In short the funding proposals mean:

  • Employers who are too small to pay the apprenticeship levy will have 90% of the cost of apprenticeship training paid by government.
  • Government will pay an additional £2,000 for 16-18-year-olds, young care leavers and young people with an education, health and care (EHC) plan. £1,000 will go to employers and £1,000 will go to training providers.
  • Employers with fewer than 50 employees will not have to pay anything towards the cost of training a 16-18-year-old, young care leaver or young person with an EHC plan. 
  • Government will pay training providers £471 to deliver English and maths qualifications as they do now when an individual is working towards an apprenticeship standard. This will come direct from the government and will not be deducted from an employer’s digital account. 
  • There will be 15 funding bands, with the upper limit of these bands ranging from £1,500 to £27,000. All existing and new apprenticeship frameworks and standards will be placed within one of these funding bands.

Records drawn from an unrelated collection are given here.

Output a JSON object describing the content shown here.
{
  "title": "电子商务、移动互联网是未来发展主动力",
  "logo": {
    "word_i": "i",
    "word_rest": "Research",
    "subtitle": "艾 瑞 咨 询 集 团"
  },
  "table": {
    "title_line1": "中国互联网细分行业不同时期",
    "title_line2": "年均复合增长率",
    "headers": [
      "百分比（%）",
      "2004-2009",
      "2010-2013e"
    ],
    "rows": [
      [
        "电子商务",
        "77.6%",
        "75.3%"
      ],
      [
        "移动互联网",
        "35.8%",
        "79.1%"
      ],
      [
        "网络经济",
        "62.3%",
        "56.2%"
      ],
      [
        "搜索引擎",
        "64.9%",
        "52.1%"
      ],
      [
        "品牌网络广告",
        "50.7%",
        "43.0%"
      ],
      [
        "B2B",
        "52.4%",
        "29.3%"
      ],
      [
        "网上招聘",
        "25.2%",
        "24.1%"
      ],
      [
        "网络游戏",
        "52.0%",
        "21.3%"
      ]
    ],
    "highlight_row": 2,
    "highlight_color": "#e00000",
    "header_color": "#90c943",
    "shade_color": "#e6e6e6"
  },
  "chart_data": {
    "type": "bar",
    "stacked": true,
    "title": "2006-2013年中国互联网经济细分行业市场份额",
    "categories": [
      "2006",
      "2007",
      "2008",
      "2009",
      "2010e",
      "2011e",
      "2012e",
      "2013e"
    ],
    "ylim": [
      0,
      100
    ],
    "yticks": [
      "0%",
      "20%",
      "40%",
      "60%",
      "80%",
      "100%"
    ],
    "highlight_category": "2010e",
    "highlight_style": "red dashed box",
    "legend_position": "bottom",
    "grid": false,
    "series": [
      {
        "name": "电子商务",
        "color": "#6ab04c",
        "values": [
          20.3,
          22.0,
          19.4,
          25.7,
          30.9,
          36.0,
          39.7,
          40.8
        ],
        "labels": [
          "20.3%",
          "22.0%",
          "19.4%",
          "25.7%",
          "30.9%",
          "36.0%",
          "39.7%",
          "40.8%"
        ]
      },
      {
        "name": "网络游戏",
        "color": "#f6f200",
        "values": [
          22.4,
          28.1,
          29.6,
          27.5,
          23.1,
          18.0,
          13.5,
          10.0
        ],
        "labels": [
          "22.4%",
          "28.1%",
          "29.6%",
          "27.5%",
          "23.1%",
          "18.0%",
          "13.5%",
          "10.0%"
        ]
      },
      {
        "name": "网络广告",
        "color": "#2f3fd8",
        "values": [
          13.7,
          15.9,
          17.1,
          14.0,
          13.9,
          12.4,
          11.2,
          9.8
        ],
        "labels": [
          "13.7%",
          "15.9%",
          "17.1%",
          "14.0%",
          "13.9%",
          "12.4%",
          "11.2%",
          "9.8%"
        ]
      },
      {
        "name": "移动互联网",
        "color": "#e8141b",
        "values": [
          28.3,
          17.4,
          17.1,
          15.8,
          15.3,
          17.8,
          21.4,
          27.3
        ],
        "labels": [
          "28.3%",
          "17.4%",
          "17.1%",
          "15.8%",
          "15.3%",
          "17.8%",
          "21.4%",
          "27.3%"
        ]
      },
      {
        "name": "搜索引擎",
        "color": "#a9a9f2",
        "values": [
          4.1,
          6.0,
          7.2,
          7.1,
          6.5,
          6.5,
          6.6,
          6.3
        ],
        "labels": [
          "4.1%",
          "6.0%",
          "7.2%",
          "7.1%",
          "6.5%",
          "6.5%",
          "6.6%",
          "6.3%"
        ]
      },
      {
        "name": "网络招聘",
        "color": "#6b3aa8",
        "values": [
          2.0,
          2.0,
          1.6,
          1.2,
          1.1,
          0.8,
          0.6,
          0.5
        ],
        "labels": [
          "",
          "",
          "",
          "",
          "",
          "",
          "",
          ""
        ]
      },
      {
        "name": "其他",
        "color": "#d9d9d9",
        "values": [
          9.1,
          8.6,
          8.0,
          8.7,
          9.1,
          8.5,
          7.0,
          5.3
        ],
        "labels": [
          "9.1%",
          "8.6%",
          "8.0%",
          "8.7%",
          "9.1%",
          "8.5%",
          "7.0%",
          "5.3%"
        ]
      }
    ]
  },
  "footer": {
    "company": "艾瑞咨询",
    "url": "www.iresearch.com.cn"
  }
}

  • Each individual framework pathway will be allocated to a single funding band, regardless of the age of the learner, or geographic location. This will bring frameworks into line with the funding system for apprenticeship standards.  Individual framework pathways will be allocated to the nearest funding band based on the current rate of funding the government pays providers for training adult apprentices but for all STEM framework pathways the current government-funded adult rate will be increased by 40% for level 2 and 80% for level 3 and above, and then allocated to the nearest funding band. 
  • Employers will be able to use the funds in their digital account, and be co-funded at 90% by government, to pay for training apprentices whose main place of work is in England whether they live in England or other parts of the UK. 
  • Employers will be able to use levy funds to retrain workers in new skills, even if they have prior qualifications, as long as the apprenticeship is significantly different from their previous qualifications. 
  • From 2018 levy-paying employers will be able to transfer up to 10% of the annual value of funds entering their digital accounts to other employers on the digital system. 
  • Levy paying employers who use up their levy will have 90% of the cost of apprenticeship training paid by government for any additional apprenticeships.  More organisations will be able to offer apprenticeships with the opening of the new Register of Apprenticeship Training Providers.